Deep learning is a powerful tool for combating contemporary security threats. However, the neural network models that power this technology have been demonstrated to be vulnerable in adversarial settings. Our research has explored the vulnerability of such systems and demonstrated that deep learning systems in a security application are a viable target that can compromise the system's security.
As deep learning develops further, hardware optimized to compute neural network computations will become increasingly valuable. These resources will become a target of adversaries that could embed hardware Trojans, malicious modifications into the designs of these systems.

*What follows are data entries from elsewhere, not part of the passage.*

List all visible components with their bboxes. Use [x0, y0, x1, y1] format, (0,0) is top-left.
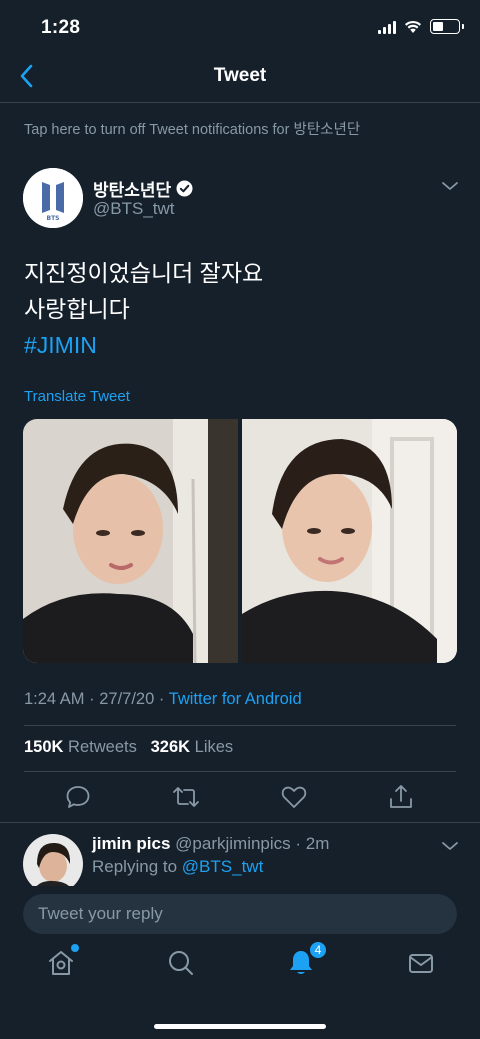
status-time: 1:28 [41, 17, 81, 38]
user-handle[interactable]: @BTS_twt [93, 199, 175, 219]
tweet-text: 지진정이었습니더 잘자요 사랑합니다 #JIMIN [24, 255, 263, 363]
hashtag-link[interactable]: #JIMIN [24, 327, 263, 363]
retweets-count: 150K [24, 738, 64, 756]
reply-user: jimin pics @parkjiminpics · 2m [92, 834, 329, 854]
cellular-signal-icon [378, 20, 396, 34]
likes-label: Likes [194, 738, 234, 756]
user-name[interactable]: 방탄소년단 [93, 176, 193, 201]
tweet-source-link[interactable]: Twitter for Android [169, 690, 302, 708]
bts-logo-icon: BTS [23, 168, 83, 228]
share-icon[interactable] [387, 783, 415, 811]
retweet-icon[interactable] [172, 783, 200, 811]
tab-home[interactable] [46, 944, 79, 978]
search-icon [169, 951, 193, 975]
mail-icon [409, 954, 433, 973]
chevron-down-icon[interactable] [440, 836, 460, 856]
divider [24, 725, 456, 726]
tweet-header: BTS 방탄소년단 @BTS_twt [23, 168, 460, 230]
tweet-photo-2[interactable] [242, 419, 457, 663]
status-icons [378, 19, 464, 34]
tweet-meta: 1:24 AM · 27/7/20 · Twitter for Android [24, 690, 302, 708]
tweet-line-2: 사랑합니다 [24, 296, 130, 322]
verified-badge-icon [176, 180, 193, 197]
tab-search[interactable] [166, 948, 196, 978]
compose-area: Tweet your reply 4 [0, 886, 480, 1039]
reply-user-name[interactable]: jimin pics [92, 834, 170, 853]
tweet-time: 1:24 AM [24, 690, 85, 708]
reply-time: · 2m [295, 834, 330, 853]
avatar[interactable]: BTS [23, 168, 83, 228]
home-icon [49, 951, 73, 975]
tweet-date: 27/7/20 [99, 690, 155, 708]
tweet-stats: 150K Retweets 326K Likes [24, 738, 233, 757]
replying-to-handle[interactable]: @BTS_twt [182, 857, 264, 876]
reply-tweet[interactable]: jimin pics @parkjiminpics · 2m Replying … [0, 834, 480, 886]
tweet-actions [24, 783, 456, 813]
reply-input[interactable]: Tweet your reply [23, 894, 457, 934]
translate-tweet-link[interactable]: Translate Tweet [24, 388, 130, 405]
home-unread-dot [71, 944, 79, 952]
page-title: Tweet [213, 65, 267, 86]
nav-bar: Tweet [0, 56, 480, 103]
wifi-icon [405, 20, 421, 33]
retweets-stat[interactable]: 150K Retweets [24, 738, 137, 756]
user-name-label: 방탄소년단 [93, 181, 172, 200]
heart-icon[interactable] [280, 783, 308, 811]
tab-messages[interactable] [406, 948, 436, 978]
tab-notifications[interactable]: 4 [286, 940, 328, 978]
home-indicator [154, 1024, 326, 1029]
tweet-photo-1[interactable] [23, 419, 238, 663]
media-grid [23, 419, 457, 663]
divider [24, 771, 456, 772]
notifications-badge: 4 [308, 940, 328, 960]
avatar-logo-text: BTS [47, 215, 60, 222]
likes-count: 326K [150, 738, 191, 756]
retweets-label: Retweets [68, 738, 137, 756]
replying-to: Replying to @BTS_twt [92, 857, 263, 877]
battery-icon [430, 19, 464, 34]
reply-icon[interactable] [64, 783, 92, 811]
reply-avatar[interactable] [23, 834, 83, 886]
replying-to-label: Replying to [92, 857, 178, 876]
reply-user-handle[interactable]: @parkjiminpics [175, 834, 291, 853]
notification-banner[interactable]: Tap here to turn off Tweet notifications… [24, 118, 360, 139]
tweet-line-1: 지진정이었습니더 잘자요 [24, 260, 264, 286]
status-bar: 1:28 [0, 0, 480, 56]
likes-stat[interactable]: 326K Likes [151, 738, 234, 756]
tab-bar: 4 [0, 940, 480, 992]
divider [0, 822, 480, 823]
chevron-down-icon[interactable] [440, 176, 460, 196]
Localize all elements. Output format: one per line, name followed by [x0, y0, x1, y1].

Meanwhile, adversaries can introduce backdoors into a Neural Network to control the model during inference. This is often achieved through modifications to the model's parameters that change the functionality to allow for manipulation by the adversary without affecting typical usage. To evaluate the capabilities and vulnerabilities in such settings, we developed a method for embedding hardware Trojans into a device that introduces backdoors into a deep neural network executed on it. We also developed a novel method of embedding backdoors into deep learning models by altering the function of its base mathematical operations.
Adversaries may target well-optimized deep learning hardware for theft subverting profits from their rightful owner, and disincentivizing technological development. As such, a method of watermarking their hardware to identify if an adversary is fraudulently using their intellectual property. Our research developed an algorithm for embedding watermarks that identify deep learning hardware accelerators.
Poisoning attacks mainly aim at either the models' availability (i.e., subvert model performance) or integrity (i.e., cause misclassification on specific input instances). Our work advanced the goal of the poisoning availability attacks to a per-class basis that focused on manipulating the malicious behavior of each class. We proposed gradient-based class-oriented algorithms to achieve the adversarial goals.
Poisoning availability attacks degrade overall model accuracy and cause a denial of service by contaminating the training dataset. However, it is challenging to generate effective and stealthy poisoned data at a large scale. We developed a framework that optimizes feature space representations of poisoned data and employs generative adversarial nets to generate high-quality clean-label poisoned data.
Data poisoning attacks are emerging threats to deep neural networks. Adversaries inject a fraction of well-crafted poisoned data in the training dataset and introduce malicious behaviors to DNNs trained on the poisoned dataset. Our research developed defensive strategies against different poisoning attacks such as availability attacks and backdoor attacks.